GOA: Goal-oriented action

 GOAとは目標志向の行動、災害時に目標を定めて行動することです。

 秩序を乱さない中で『手段を選ばず』『なりふり構わず』行動し目標を達成します。


目標設定

 GOAで重要なのが目標設定です。発災下で何を優先し、何を達成させるのか目標を定めます。

 被災時の最小単位である個人であっても、家族や組織といった単位であっても目標設定は重要です。

 発災当初は身を守る、次のフェーズでは食糧やトイレの確保、雨風をしのぐ方法、そして復旧・復興へと目標はシフトします。


難題は『他人を守る』

 目標設定の中で達成が難しいのが、ヒトを守ることです。

 自分を守るだけであれば無理や手抜きをする加減も調整しやすいですが、他人を守る場合は難しい課題です。

 医療や介護の現場では、災害に対して素人でありながらこの目標を掲げざるを得ません。


良心と秩序

 GOAを実践する際に並走するのが『良心』と『秩序』です。これを失うと災害現場は無法地帯になってしまいます。

 窃盗や破壊行為は許容されにくいですが、津波が迫る中でトラックの荷台に人を乗せる行為については違反切符を貰う事になったとしても人命は救い得ます。

 ボーダーラインは不明瞭ですが、社会の混乱を来たす行為でなければ、ある程度は許容されるのではないかと考えます。




ソフトとハードの両輪

 消火器やAEDは、存在するだけでは効果が発揮されません。

 消火器やAEDの使い方だけ知っていても、モノが無ければ効果を得られません。

 コトとモノ、両方揃ってこその非常時対応は多くあります。


防災用具

 防災用具の多くが特化した製品です。消火栓や避難ハシゴなど存在は知っていても使い方を知らないという人は多いと思います。




ソフトウェア(コト・手段)

逃げる

 避難訓練を経験済の人は多く居ると思いますが、在学・在勤先の建物に限ったことだと思います。

 火災と津波では逃げ方が異なります。

 避難所への自家用車の乗り入れを禁止する自治体もありますが超高齢社会の中で、人命を落とさない方法として適正であるか再考する時期を迎えていると考えられます。

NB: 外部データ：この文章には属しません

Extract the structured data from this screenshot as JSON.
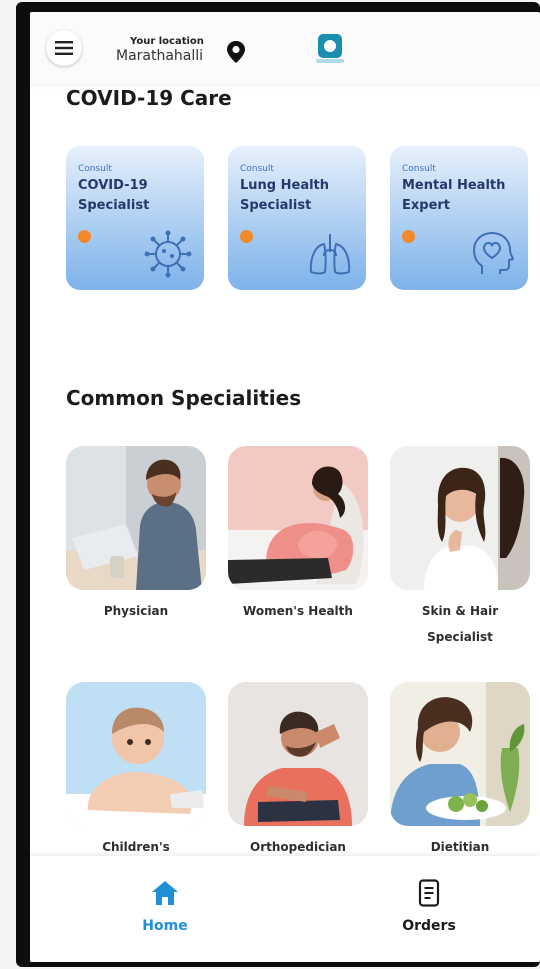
{
  "header": {
    "location_label": "Your location",
    "location_value": "Marathahalli"
  },
  "covid_section": {
    "title": "COVID-19 Care",
    "cards": [
      {
        "kicker": "Consult",
        "title": "COVID-19 Specialist",
        "icon": "virus-icon"
      },
      {
        "kicker": "Consult",
        "title": "Lung Health Specialist",
        "icon": "lungs-icon"
      },
      {
        "kicker": "Consult",
        "title": "Mental Health Expert",
        "icon": "mind-icon"
      }
    ]
  },
  "specialities_section": {
    "title": "Common Specialities",
    "items": [
      {
        "label": "Physician"
      },
      {
        "label": "Women's Health"
      },
      {
        "label": "Skin & Hair Specialist"
      },
      {
        "label": "Children's"
      },
      {
        "label": "Orthopedician"
      },
      {
        "label": "Dietitian"
      }
    ]
  },
  "bottom_nav": {
    "items": [
      {
        "label": "Home",
        "icon": "home-icon",
        "active": true
      },
      {
        "label": "Orders",
        "icon": "orders-icon",
        "active": false
      }
    ]
  },
  "colors": {
    "accent": "#1f8fd6",
    "consult_gradient_top": "#e7f0fb",
    "consult_gradient_bottom": "#7db2ea",
    "dot": "#f28a2b"
  }
}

 医療機関のように火災であっても容易に避難できない場所では『逃げない』という選択肢を取った場合の被害を最小化するための手段が問われます。


食べる

 人間が生きて行くために必要なコトの1つです。

 食べ物を手に入れる手段は多種多様、サバイバル生活となれば都会より自然豊かな場所の方が有利かもしれません。

 多くの災害で3日以内にプッシュ型の救援物資が届いており、避難所には備蓄食もあるので、それらが貰える場所を知り、貰いに行く手段があれば飢えはしのげると考えられます。


出す

 人間が生きて行くために排泄は不可避な生理現象です。

 公衆トイレは嫌だ、和式は嫌だと言っていられない状況が迫るかもしれませんので、本当に嫌なら備蓄を検討します。

 津波が引いた後のように、トイレすら無い状況ではどのようにして排泄するか、これも要検討課題です。


伝える

 助けを求める、近所に危険を知らせる、危機が迫るときにどのようにして情報を伝達するか、簡単な事ではありません。

 家族に生存を知らせる方法についてもデジタル化の冗長性と脆弱性を考えた上で手段を選ばなければなりません。


安否確認システム

 伝達手段の1つに安否確認システムがあります。

 私たちは独自に安否確認システムの開発を行っています。ITベンダーではなくBCPコンサルが独自に開発する安否確認システムは稀です。

多用途安否確認システム AmpiTa


 当サイトの『情報』のページもご参照ください。




ハードウェア(モノ・物品)

一人一個

 災害時に1個ずつ持ち合わせたいアイテムがいくつかあります。特に職場では人数分揃えるという事が少ない、保管場所と社員の居場所が離れているなど顕在的な課題もあります。


生活

 人が生活を営む上で必要な物、特に自宅避難や帰宅難民として会社に寝泊まりする人には公助が無く、必要なアイテムが多くなります。


情報

 情報源としてラジオやテレビが使われますが、スマホアプリは機能しない可能性があります。

 ラジオや衛星放送など多様な情報収集手段を確立しておくと良いです。


運搬

 短期的なロジスティクスを考えるとローカルで何事も自立できなければ、救援を待っている間に衛生状態が悪化するなど人体や環境に悪影響を及ぼします。

 リアカーはあまり見かけません。自主防災組織や企業など、ある程度の人数が属する組織であれば備蓄しておく価値があるアイテムです。


災害対策本部

 災害対策本部にはホワイトボードやパソコンなどの情報管理系の物品、拡声器などの小道具などが必要になります。

 自主防災組織や避難所であれば地域の住宅地図や助けが必要な人の名簿なども備えておく必要があります。




持出品

 避難時に持ち出す物品は、避難生活で必要になるもの、避難中に盗難に遭うと困る物、二度と戻れなくなったときに替えがきかない物の3つに分ける事ができます。